Unlike other stories where you feel the characters can alter the course - often evoking all kinds of feelings when bad things happen due to their action or inaction - Oscar, Iris, Eden, et al. are not in control despite choices being made. They are in the grip of history, an alternate history, being played out. This isn't to say they are made out to be pawns or marionettes. The characters are remarkably drawn and I particularly loved Oscar, an atheist, for his morality. He is wonderfully appealing as a moral compass in light of how religion shapes part of the narrative. All of the players behave believably whether this makes them likable or not. Despite creating complex characters, Wood also shades each one with real humanity. Eden's egoism is a major turn off, but his greater intentions veer decidedly towards benevolence. Even secondary characters with less exposure show evolution in a way that is entirely true, like when Mrs. Bellwether, a cold, old-school Anglican snob if ever there was one, endorses Oscar, a godless blue-collar boy.

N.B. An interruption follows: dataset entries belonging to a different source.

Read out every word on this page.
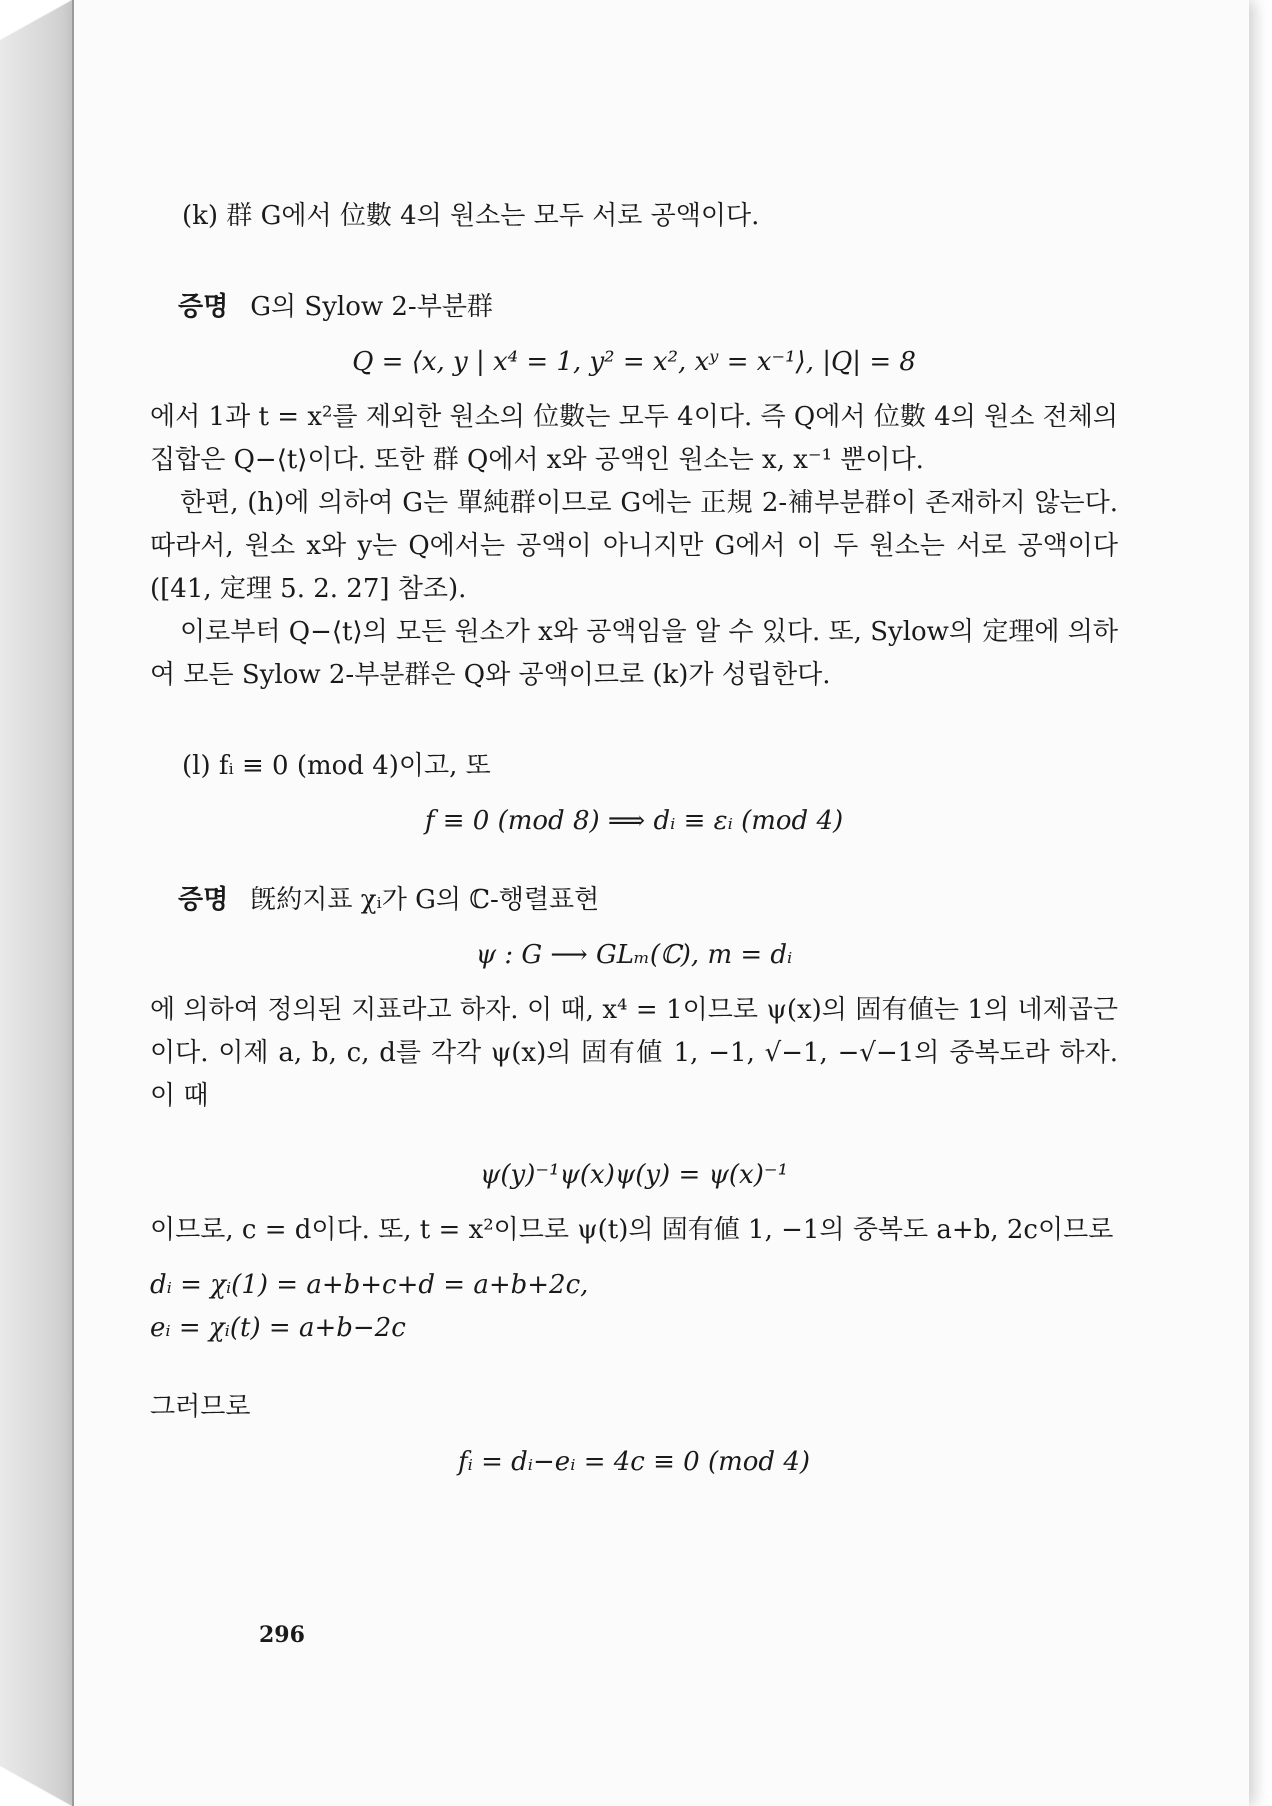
(k) 群 G에서 位數 4의 원소는 모두 서로 공액이다.

증명 G의 Sylow 2-부분群

Q = ⟨x, y | x⁴ = 1, y² = x², xʸ = x⁻¹⟩, |Q| = 8

에서 1과 t = x²를 제외한 원소의 位數는 모두 4이다. 즉 Q에서 位數 4의 원소 전체의 집합은 Q−⟨t⟩이다. 또한 群 Q에서 x와 공액인 원소는 x, x⁻¹ 뿐이다.

한편, (h)에 의하여 G는 單純群이므로 G에는 正規 2-補부분群이 존재하지 않는다. 따라서, 원소 x와 y는 Q에서는 공액이 아니지만 G에서 이 두 원소는 서로 공액이다([41, 定理 5. 2. 27] 참조).

이로부터 Q−⟨t⟩의 모든 원소가 x와 공액임을 알 수 있다. 또, Sylow의 定理에 의하여 모든 Sylow 2-부분群은 Q와 공액이므로 (k)가 성립한다.

(l) fᵢ ≡ 0 (mod 4)이고, 또

f ≡ 0 (mod 8) ⟹ dᵢ ≡ εᵢ (mod 4)

증명 旣約지표 χᵢ가 G의 ℂ-행렬표현

ψ : G ⟶ GLₘ(ℂ), m = dᵢ

에 의하여 정의된 지표라고 하자. 이 때, x⁴ = 1이므로 ψ(x)의 固有値는 1의 네제곱근이다. 이제 a, b, c, d를 각각 ψ(x)의 固有値 1, −1, √−1, −√−1의 중복도라 하자. 이 때

ψ(y)⁻¹ψ(x)ψ(y) = ψ(x)⁻¹

이므로, c = d이다. 또, t = x²이므로 ψ(t)의 固有値 1, −1의 중복도 a+b, 2c이므로

dᵢ = χᵢ(1) = a+b+c+d = a+b+2c,

eᵢ = χᵢ(t) = a+b−2c

그러므로

fᵢ = dᵢ−eᵢ = 4c ≡ 0 (mod 4)

296
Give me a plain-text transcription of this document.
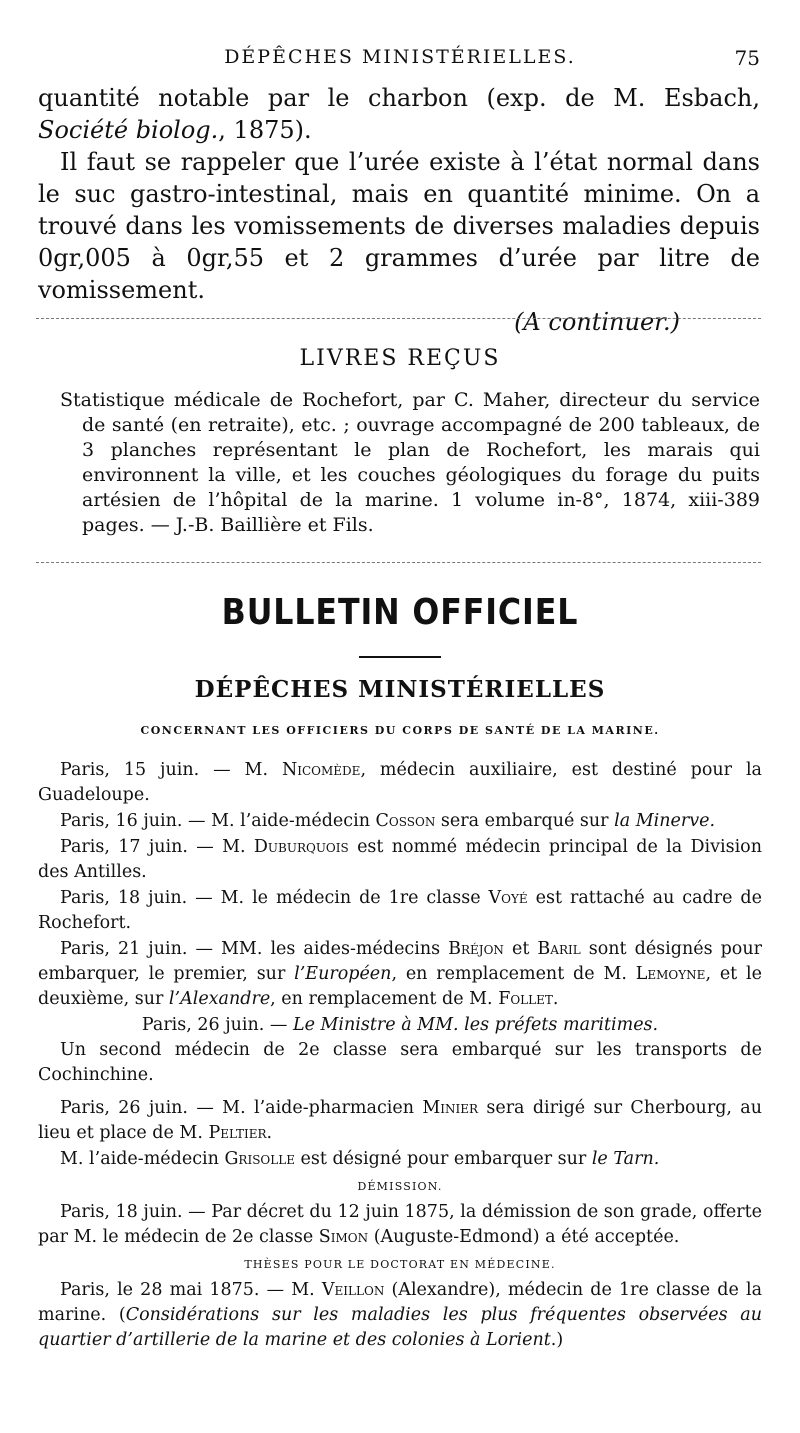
DÉPÊCHES MINISTÉRIELLES.	75

quantité notable par le charbon (exp. de M. Esbach, Société biolog., 1875).

Il faut se rappeler que l’urée existe à l’état normal dans le suc gastro-intestinal, mais en quantité minime. On a trouvé dans les vomissements de diverses maladies depuis 0gr,005 à 0gr,55 et 2 grammes d’urée par litre de vomissement.

(A continuer.)

LIVRES REÇUS

Statistique médicale de Rochefort, par C. Maher, directeur du service de santé (en retraite), etc. ; ouvrage accompagné de 200 tableaux, de 3 planches représentant le plan de Rochefort, les marais qui environnent la ville, et les couches géologiques du forage du puits artésien de l’hôpital de la marine. 1 volume in-8°, 1874, xiii-389 pages. — J.-B. Baillière et Fils.

BULLETIN OFFICIEL
DÉPÊCHES MINISTÉRIELLES
CONCERNANT LES OFFICIERS DU CORPS DE SANTÉ DE LA MARINE.

Paris, 15 juin. — M. Nicomède, médecin auxiliaire, est destiné pour la Guadeloupe.

Paris, 16 juin. — M. l’aide-médecin Cosson sera embarqué sur la Minerve.

Paris, 17 juin. — M. Duburquois est nommé médecin principal de la Division des Antilles.

Paris, 18 juin. — M. le médecin de 1re classe Voyé est rattaché au cadre de Rochefort.

Paris, 21 juin. — MM. les aides-médecins Bréjon et Baril sont désignés pour embarquer, le premier, sur l’Européen, en remplacement de M. Lemoyne, et le deuxième, sur l’Alexandre, en remplacement de M. Follet.

Paris, 26 juin. — Le Ministre à MM. les préfets maritimes.

Un second médecin de 2e classe sera embarqué sur les transports de Cochinchine.

Paris, 26 juin. — M. l’aide-pharmacien Minier sera dirigé sur Cherbourg, au lieu et place de M. Peltier.

M. l’aide-médecin Grisolle est désigné pour embarquer sur le Tarn.

DÉMISSION.

Paris, 18 juin. — Par décret du 12 juin 1875, la démission de son grade, offerte par M. le médecin de 2e classe Simon (Auguste-Edmond) a été acceptée.

THÈSES POUR LE DOCTORAT EN MÉDECINE.

Paris, le 28 mai 1875. — M. Veillon (Alexandre), médecin de 1re classe de la marine. (Considérations sur les maladies les plus fréquentes observées au quartier d’artillerie de la marine et des colonies à Lorient.)
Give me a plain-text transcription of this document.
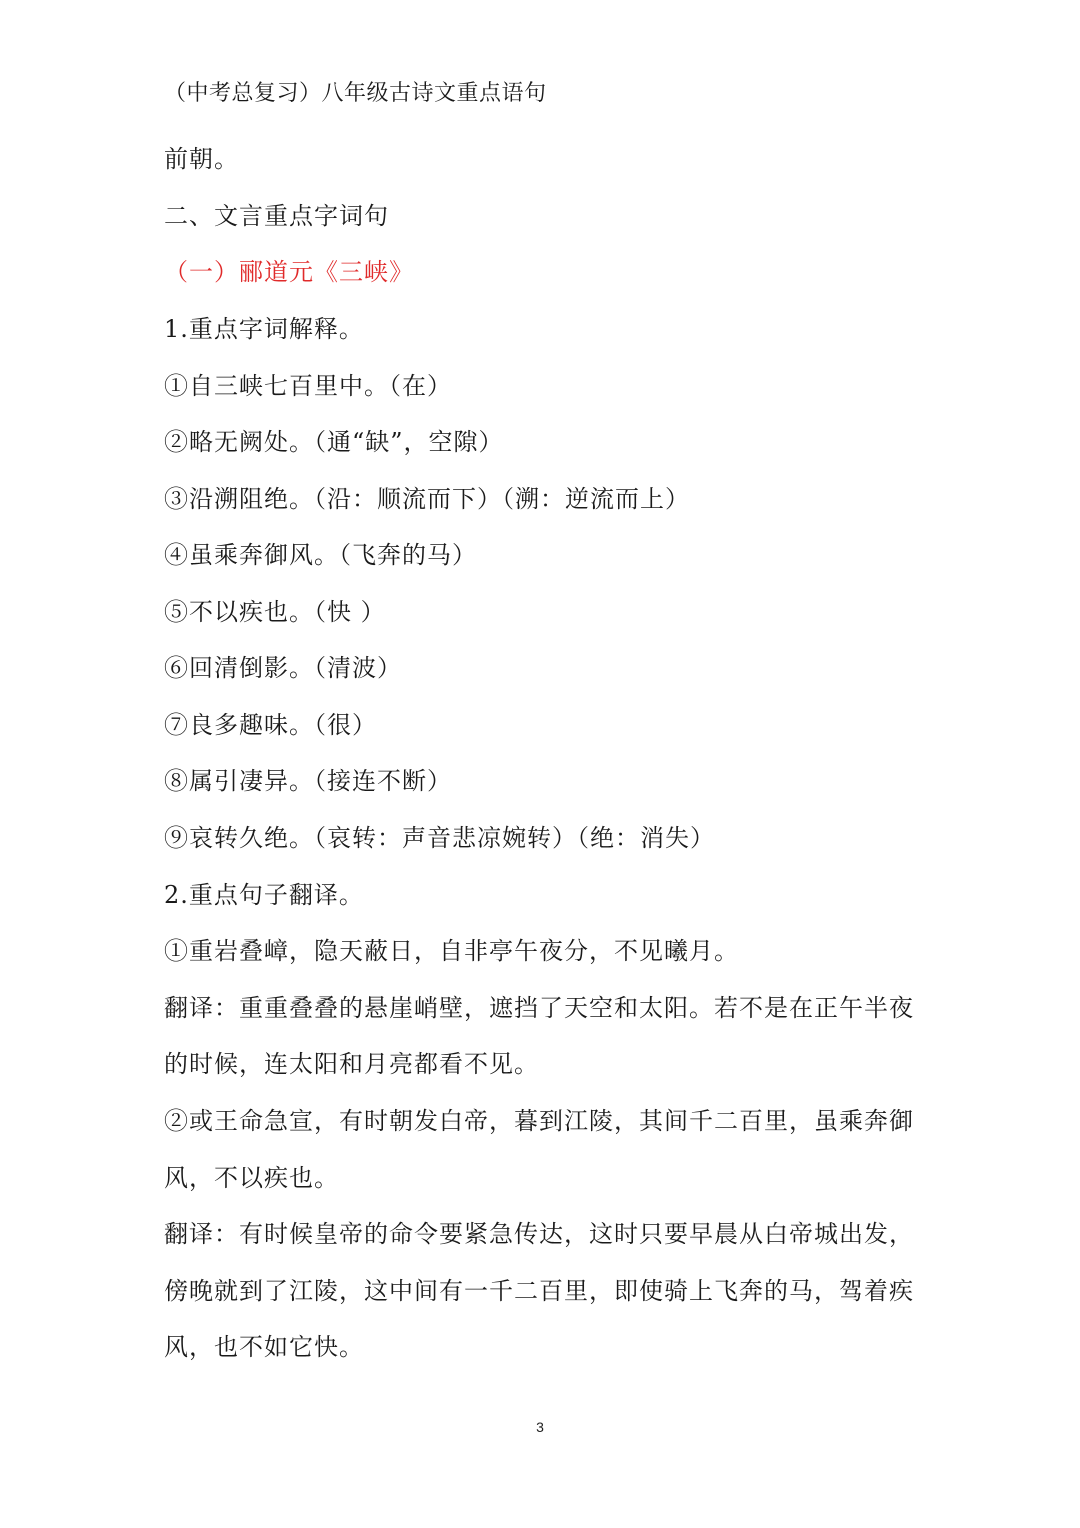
（中考总复习）八年级古诗文重点语句
前朝。
二、文言重点字词句
（一）郦道元《三峡》
1.重点字词解释。
①自三峡七百里中。（在）
②略无阙处。（通“缺”，空隙）
③沿溯阻绝。（沿：顺流而下）（溯：逆流而上）
④虽乘奔御风。（飞奔的马）
⑤不以疾也。（快 ）
⑥回清倒影。（清波）
⑦良多趣味。（很）
⑧属引凄异。（接连不断）
⑨哀转久绝。（哀转：声音悲凉婉转）（绝：消失）
2.重点句子翻译。
①重岩叠嶂，隐天蔽日，自非亭午夜分，不见曦月。
翻译：重重叠叠的悬崖峭壁，遮挡了天空和太阳。若不是在正午半夜
的时候，连太阳和月亮都看不见。
②或王命急宣，有时朝发白帝，暮到江陵，其间千二百里，虽乘奔御
风，不以疾也。
翻译：有时候皇帝的命令要紧急传达，这时只要早晨从白帝城出发，
傍晚就到了江陵，这中间有一千二百里，即使骑上飞奔的马，驾着疾
风，也不如它快。
3
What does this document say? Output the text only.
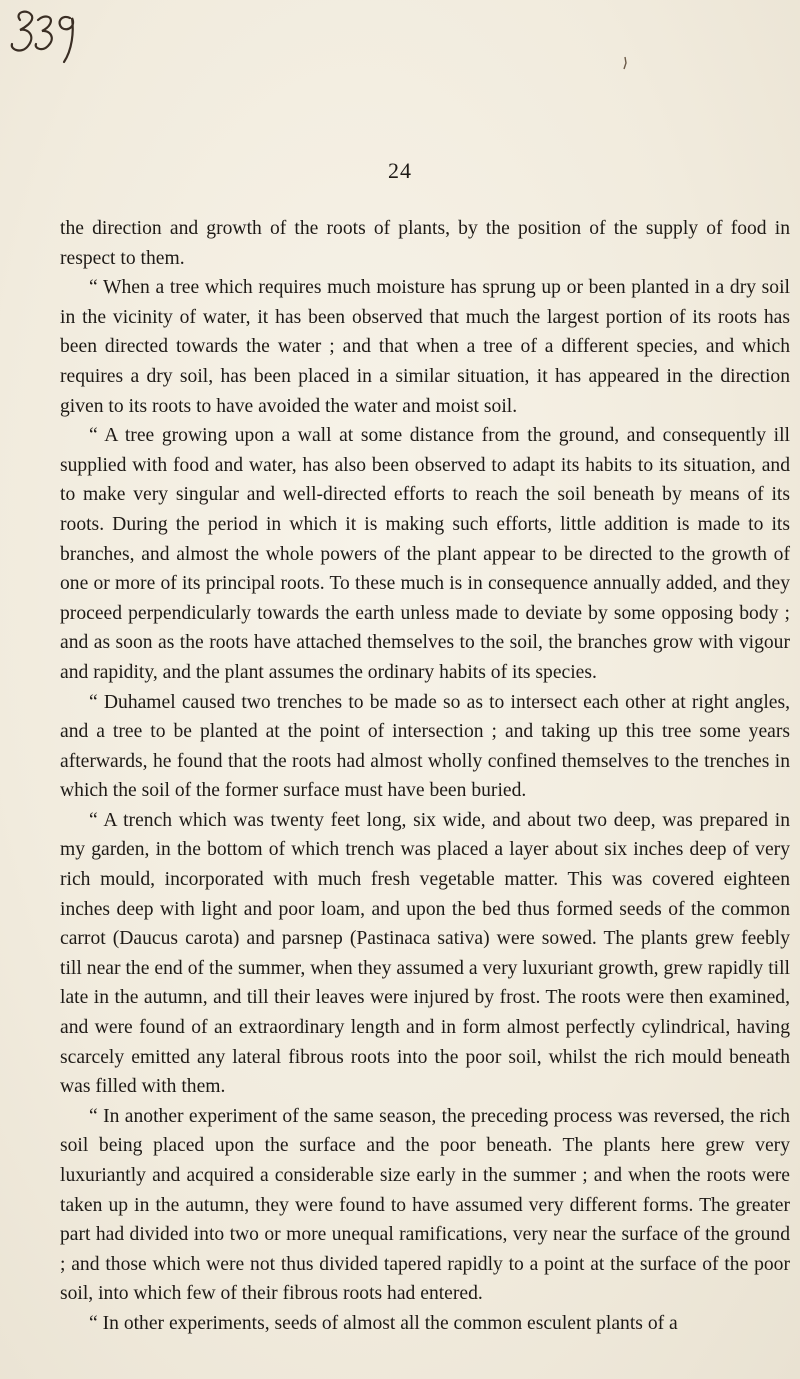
24

the direction and growth of the roots of plants, by the position of the supply of food in respect to them.

“ When a tree which requires much moisture has sprung up or been planted in a dry soil in the vicinity of water, it has been observed that much the largest portion of its roots has been directed towards the water ; and that when a tree of a different species, and which requires a dry soil, has been placed in a similar situation, it has appeared in the direction given to its roots to have avoided the water and moist soil.

“ A tree growing upon a wall at some distance from the ground, and consequently ill supplied with food and water, has also been observed to adapt its habits to its situation, and to make very singular and well-directed efforts to reach the soil beneath by means of its roots. During the period in which it is making such efforts, little addition is made to its branches, and almost the whole powers of the plant appear to be directed to the growth of one or more of its principal roots. To these much is in consequence annually added, and they proceed perpendicularly towards the earth unless made to deviate by some opposing body ; and as soon as the roots have attached themselves to the soil, the branches grow with vigour and rapidity, and the plant assumes the ordinary habits of its species.

“ Duhamel caused two trenches to be made so as to intersect each other at right angles, and a tree to be planted at the point of intersection ; and taking up this tree some years afterwards, he found that the roots had almost wholly confined themselves to the trenches in which the soil of the former surface must have been buried.

“ A trench which was twenty feet long, six wide, and about two deep, was prepared in my garden, in the bottom of which trench was placed a layer about six inches deep of very rich mould, incorporated with much fresh vegetable matter. This was covered eighteen inches deep with light and poor loam, and upon the bed thus formed seeds of the common carrot (Daucus carota) and parsnep (Pastinaca sativa) were sowed. The plants grew feebly till near the end of the summer, when they assumed a very luxuriant growth, grew rapidly till late in the autumn, and till their leaves were injured by frost. The roots were then examined, and were found of an extraordinary length and in form almost perfectly cylindrical, having scarcely emitted any lateral fibrous roots into the poor soil, whilst the rich mould beneath was filled with them.

“ In another experiment of the same season, the preceding process was reversed, the rich soil being placed upon the surface and the poor beneath. The plants here grew very luxuriantly and acquired a considerable size early in the summer ; and when the roots were taken up in the autumn, they were found to have assumed very different forms. The greater part had divided into two or more unequal ramifications, very near the surface of the ground ; and those which were not thus divided tapered rapidly to a point at the surface of the poor soil, into which few of their fibrous roots had entered.

“ In other experiments, seeds of almost all the common esculent plants of a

These layers of The Bellwether Revivals are superb. The intersection of music, religion, science, literature, philosophy, medicine, psychology, family, class, education, aging and death are handled directly and yet unobtrusively. They go together naturally, much as they do in real life. This was brought vividly to mind because I read this book concurrently with another with uncannily similar themes. I admit that I finished Gameboard of the Gods before this one even though I started Bellwether first. It's not that Bellwether didn't grab me - it did, from page one - but the sexier, fast-paced sci-fi gripped me. I won't compare them - it's pointless when the genres and their respective aims are so disparate - but Wood's virtuosity leaps into consciousness as I see how independent treatments of the same subjects can reach equally enjoyable ends, but not equally transcendent ones.

I was surprised how moved I was by The Bellwether Revivals. Based on the summary, I expected a cynical, maybe even horrific, take on modern society through the prism of this highly privileged setting of highly privileged people. Academics gone monstrous in insularity is a common theme of literary fiction. These can be entertaining and insightful, but rarely emotionally affecting. Wood places us, the readers, into the shoes of each of these varied characters and turns the screws on our perceptions - where the dark is not always obscuring and the obvious cannot find a consensus.